Slower N5 Demand In 1H23

N5 demand has been resilient in 2H22 due to healthy Apple iPhone demand and market share gains in crucial customers (QCOM, NVDA). However, the N5 demand is likely to show some weakness due to order cuts in AMD, QCOM, and NVDA.

QCOM has shifted its flagship 5G SoC (Snapdragon 8 Gen 2) to the TSMC N5 family (based on the N4 process) starting 2H22. However, due to a softer demand outlook for high-end smartphones (i.e., in developed markets such as Western Europe and the US) and disciplined inventory management, QCOM is likely to cut wafers starting at N5 in Q4-2022/Q1-2023 to accelerate the inventory destocking process.

In addition, our research shows that NVIDIA Corporation (NVDA) and Advanced Micro Devices, Inc. (AMD) could push out N5 wafer starts in Q1-2023 due to ongoing weakness in gaming GPUs, inventory correction in the PC market, and a more conservative ramp for new server products in 2023. Finally, iPhone-related orders have been largely resilient so far, but there may be some cuts in Q1-2023 to reflect weaker demand.

Concluding Thoughts

I remain optimistic that TSMC will likely grow by double digits.
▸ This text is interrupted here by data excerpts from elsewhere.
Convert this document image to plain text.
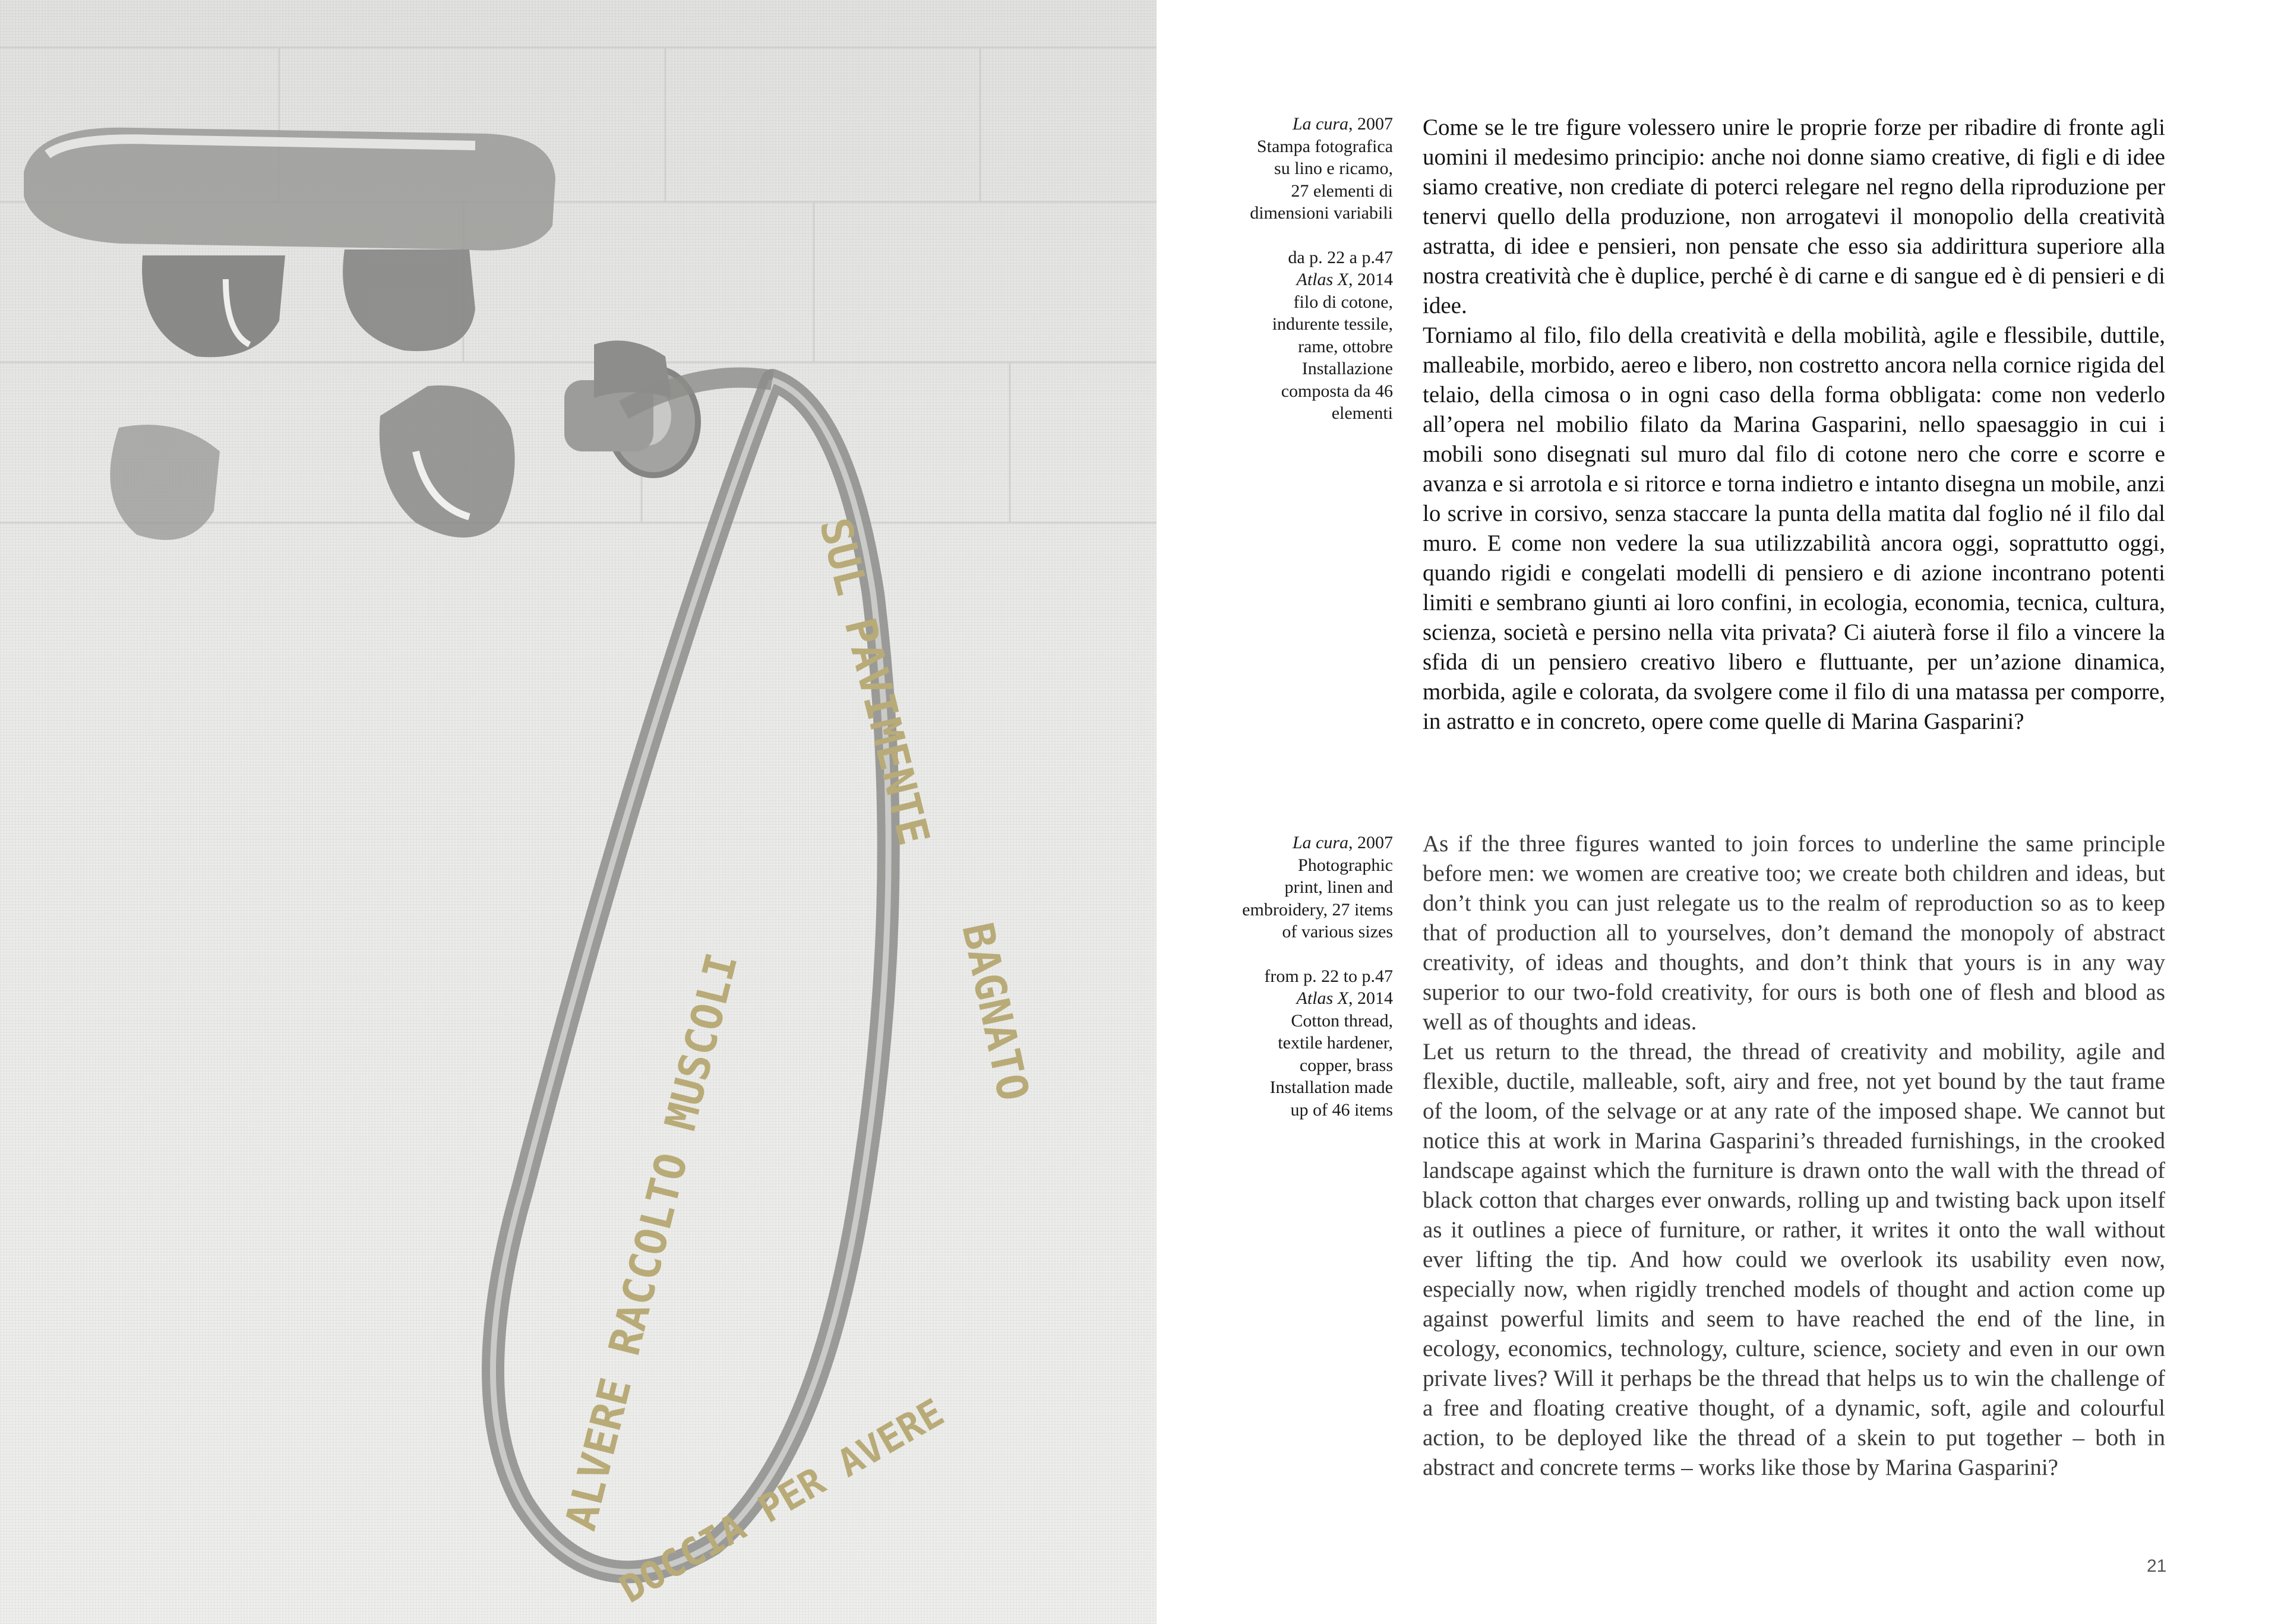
ALVERE RACCOLTO MUSCOLI
SUL PAVIMENTE
BAGNATO
DOCCIA PER AVERE

La cura, 2007

Stampa fotografica

su lino e ricamo,

27 elementi di

dimensioni variabili

da p. 22 a p.47

Atlas X, 2014

filo di cotone,

indurente tessile,

rame, ottobre

Installazione

composta da 46

elementi

Come se le tre figure volessero unire le proprie forze per ribadire di fronte agli uomini il medesimo principio: anche noi donne siamo creative, di figli e di idee siamo creative, non crediate di poterci relegare nel regno della riproduzione per tenervi quello della produzione, non arrogatevi il monopolio della creatività astratta, di idee e pensieri, non pensate che esso sia addirittura superiore alla nostra creatività che è duplice, perché è di carne e di sangue ed è di pensieri e di idee.

Torniamo al filo, filo della creatività e della mobilità, agile e flessibile, duttile, malleabile, morbido, aereo e libero, non costretto ancora nella cornice rigida del telaio, della cimosa o in ogni caso della forma obbligata: come non vederlo all’opera nel mobilio filato da Marina Gasparini, nello spaesaggio in cui i mobili sono disegnati sul muro dal filo di cotone nero che corre e scorre e avanza e si arrotola e si ritorce e torna indietro e intanto disegna un mobile, anzi lo scrive in corsivo, senza staccare la punta della matita dal foglio né il filo dal muro. E come non vedere la sua utilizzabilità ancora oggi, soprattutto oggi, quando rigidi e congelati modelli di pensiero e di azione incontrano potenti limiti e sembrano giunti ai loro confini, in ecologia, economia, tecnica, cultura, scienza, società e persino nella vita privata? Ci aiuterà forse il filo a vincere la sfida di un pensiero creativo libero e fluttuante, per un’azione dinamica, morbida, agile e colorata, da svolgere come il filo di una matassa per comporre, in astratto e in concreto, opere come quelle di Marina Gasparini?

La cura, 2007

Photographic

print, linen and

embroidery, 27 items

of various sizes

from p. 22 to p.47

Atlas X, 2014

Cotton thread,

textile hardener,

copper, brass

Installation made

up of 46 items

As if the three figures wanted to join forces to underline the same principle before men: we women are creative too; we create both children and ideas, but don’t think you can just relegate us to the realm of reproduction so as to keep that of production all to yourselves, don’t demand the monopoly of abstract creativity, of ideas and thoughts, and don’t think that yours is in any way superior to our two-fold creativity, for ours is both one of flesh and blood as well as of thoughts and ideas.

Let us return to the thread, the thread of creativity and mobility, agile and flexible, ductile, malleable, soft, airy and free, not yet bound by the taut frame of the loom, of the selvage or at any rate of the imposed shape. We cannot but notice this at work in Marina Gasparini’s threaded furnishings, in the crooked landscape against which the furniture is drawn onto the wall with the thread of black cotton that charges ever onwards, rolling up and twisting back upon itself as it outlines a piece of furniture, or rather, it writes it onto the wall without ever lifting the tip. And how could we overlook its usability even now, especially now, when rigidly trenched models of thought and action come up against powerful limits and seem to have reached the end of the line, in ecology, economics, technology, culture, science, society and even in our own private lives? Will it perhaps be the thread that helps us to win the challenge of a free and floating creative thought, of a dynamic, soft, agile and colourful action, to be deployed like the thread of a skein to put together – both in abstract and concrete terms – works like those by Marina Gasparini?

21
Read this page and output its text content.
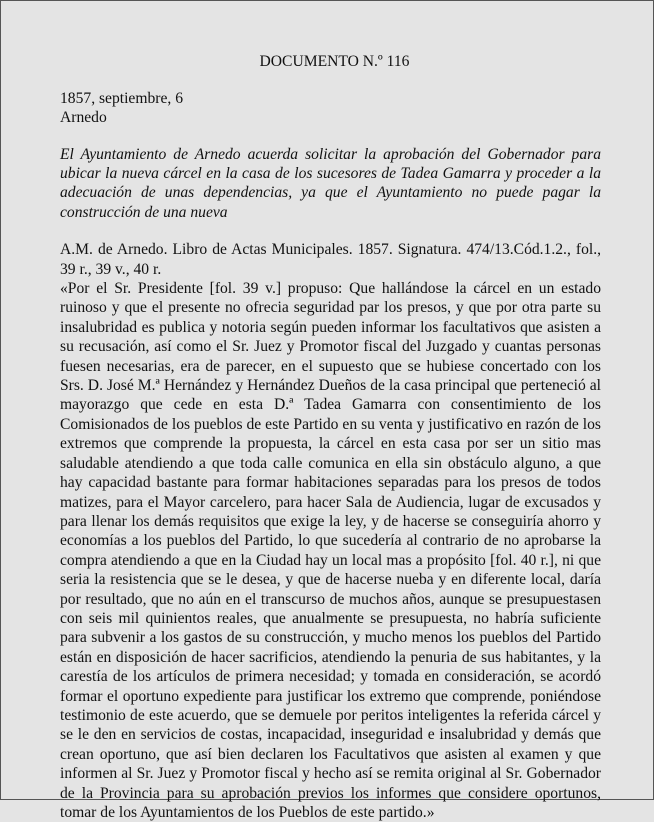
DOCUMENTO N.º 116

1857, septiembre, 6

Arnedo

El Ayuntamiento de Arnedo acuerda solicitar la aprobación del Gobernador para ubicar la nueva cárcel en la casa de los sucesores de Tadea Gamarra y proceder a la adecuación de unas dependencias, ya que el Ayuntamiento no puede pagar la construcción de una nueva

A.M. de Arnedo. Libro de Actas Municipales. 1857. Signatura. 474/13.Cód.1.2., fol., 39 r., 39 v., 40 r.

«Por el Sr. Presidente [fol. 39 v.] propuso: Que hallándose la cárcel en un estado ruinoso y que el presente no ofrecia seguridad par los presos, y que por otra parte su insalubridad es publica y notoria según pueden informar los facultativos que asisten a su recusación, así como el Sr. Juez y Promotor fiscal del Juzgado y cuantas personas fuesen necesarias, era de parecer, en el supuesto que se hubiese concertado con los Srs. D. José M.ª Hernández y Hernández Dueños de la casa principal que perteneció al mayorazgo que cede en esta D.ª Tadea Gamarra con consentimiento de los Comisionados de los pueblos de este Partido en su venta y justificativo en razón de los extremos que comprende la propuesta, la cárcel en esta casa por ser un sitio mas saludable atendiendo a que toda calle comunica en ella sin obstáculo alguno, a que hay capacidad bastante para formar habitaciones separadas para los presos de todos matizes, para el Mayor carcelero, para hacer Sala de Audiencia, lugar de excusados y para llenar los demás requisitos que exige la ley, y de hacerse se conseguiría ahorro y economías a los pueblos del Partido, lo que sucedería al contrario de no aprobarse la compra atendiendo a que en la Ciudad hay un local mas a propósito [fol. 40 r.], ni que seria la resistencia que se le desea, y que de hacerse nueba y en diferente local, daría por resultado, que no aún en el transcurso de muchos años, aunque se presupuestasen con seis mil quinientos reales, que anualmente se presupuesta, no habría suficiente para subvenir a los gastos de su construcción, y mucho menos los pueblos del Partido están en disposición de hacer sacrificios, atendiendo la penuria de sus habitantes, y la carestía de los artículos de primera necesidad; y tomada en consideración, se acordó formar el oportuno expediente para justificar los extremo que comprende, poniéndose testimonio de este acuerdo, que se demuele por peritos inteligentes la referida cárcel y se le den en servicios de costas, incapacidad, inseguridad e insalubridad y demás que crean oportuno, que así bien declaren los Facultativos que asisten al examen y que informen al Sr. Juez y Promotor fiscal y hecho así se remita original al Sr. Gobernador de la Provincia para su aprobación previos los informes que considere oportunos, tomar de los Ayuntamientos de los Pueblos de este partido.»
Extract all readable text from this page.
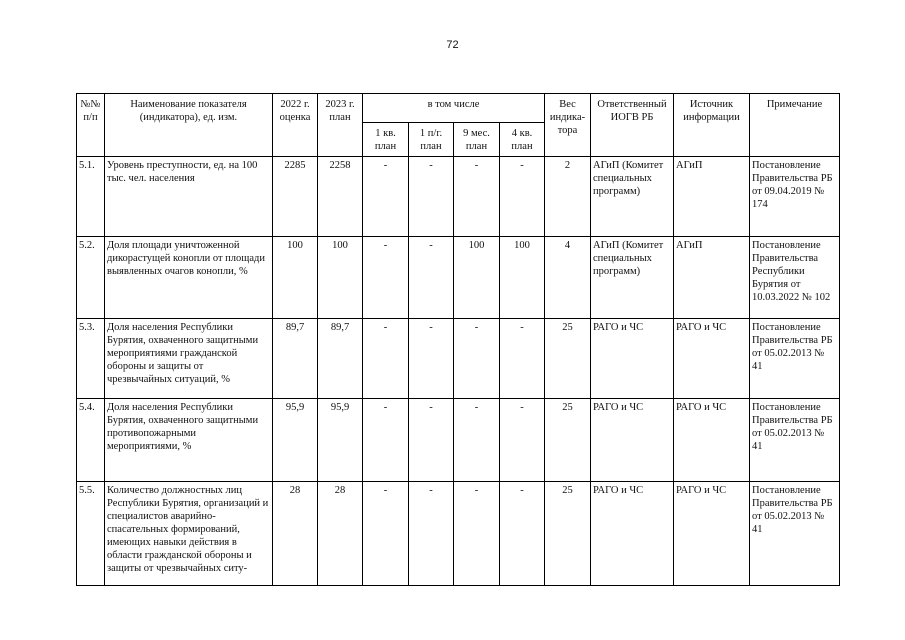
72
№№ п/п	Наименование показателя (индикатора), ед. изм.	2022 г. оценка	2023 г. план	в том числе				Вес индика-тора	Ответственный ИОГВ РБ	Источник информации	Примечание
				1 кв. план	1 п/г. план	9 мес. план	4 кв. план				
5.1.	Уровень преступности, ед. на 100 тыс. чел. населения	2285	2258	-	-	-	-	2	АГиП (Комитет специальных программ)	АГиП	Постановление Правительства РБ от 09.04.2019 № 174
5.2.	Доля площади уничтоженной дикорастущей конопли от площади выявленных очагов конопли, %	100	100	-	-	100	100	4	АГиП (Комитет специальных программ)	АГиП	Постановление Правительства Республики Бурятия от 10.03.2022 № 102
5.3.	Доля населения Республики Бурятия, охваченного защитными мероприятиями гражданской обороны и защиты от чрезвычайных ситуаций, %	89,7	89,7	-	-	-	-	25	РАГО и ЧС	РАГО и ЧС	Постановление Правительства РБ от 05.02.2013 № 41
5.4.	Доля населения Республики Бурятия, охваченного защитными противопожарными мероприятиями, %	95,9	95,9	-	-	-	-	25	РАГО и ЧС	РАГО и ЧС	Постановление Правительства РБ от 05.02.2013 № 41
5.5.	Количество должностных лиц Республики Бурятия, организаций и специалистов аварийно-спасательных формирований, имеющих навыки действия в области гражданской обороны и защиты от чрезвычайных ситу-	28	28	-	-	-	-	25	РАГО и ЧС	РАГО и ЧС	Постановление Правительства РБ от 05.02.2013 № 41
Therefore, even though I have turned more cautious about TSMC’s Q1-2023, I view the downturn in Q1-2023 as a healthy correction to TSMC’s above-trend unit shipments, and TSMC’s unit volume should subsequently rebound in 2H23.

However, the bigger story about TSMC’s 2023 growth is that the pricing increases could reach 20%, primarily driven by the mix shift to 5nm and 3nm that carry higher prices. As a result, the pricing growth will offset the unit volume decline in 2023.

On the stock, TSMC’s Q3-2022 call did not dispel investors’ fears of a potential cliff in 1H23 despite management reiterating that it expected 2023 to be a growth year. However, it is time to look past potential 1H23 weakness, as mean reversion is arguably the only certainty in a time of uncertainty. I think between now and the Q4-2022 call in January 2023 is a good time to accumulate shares to position for the eventual recovery of the semiconductor industry.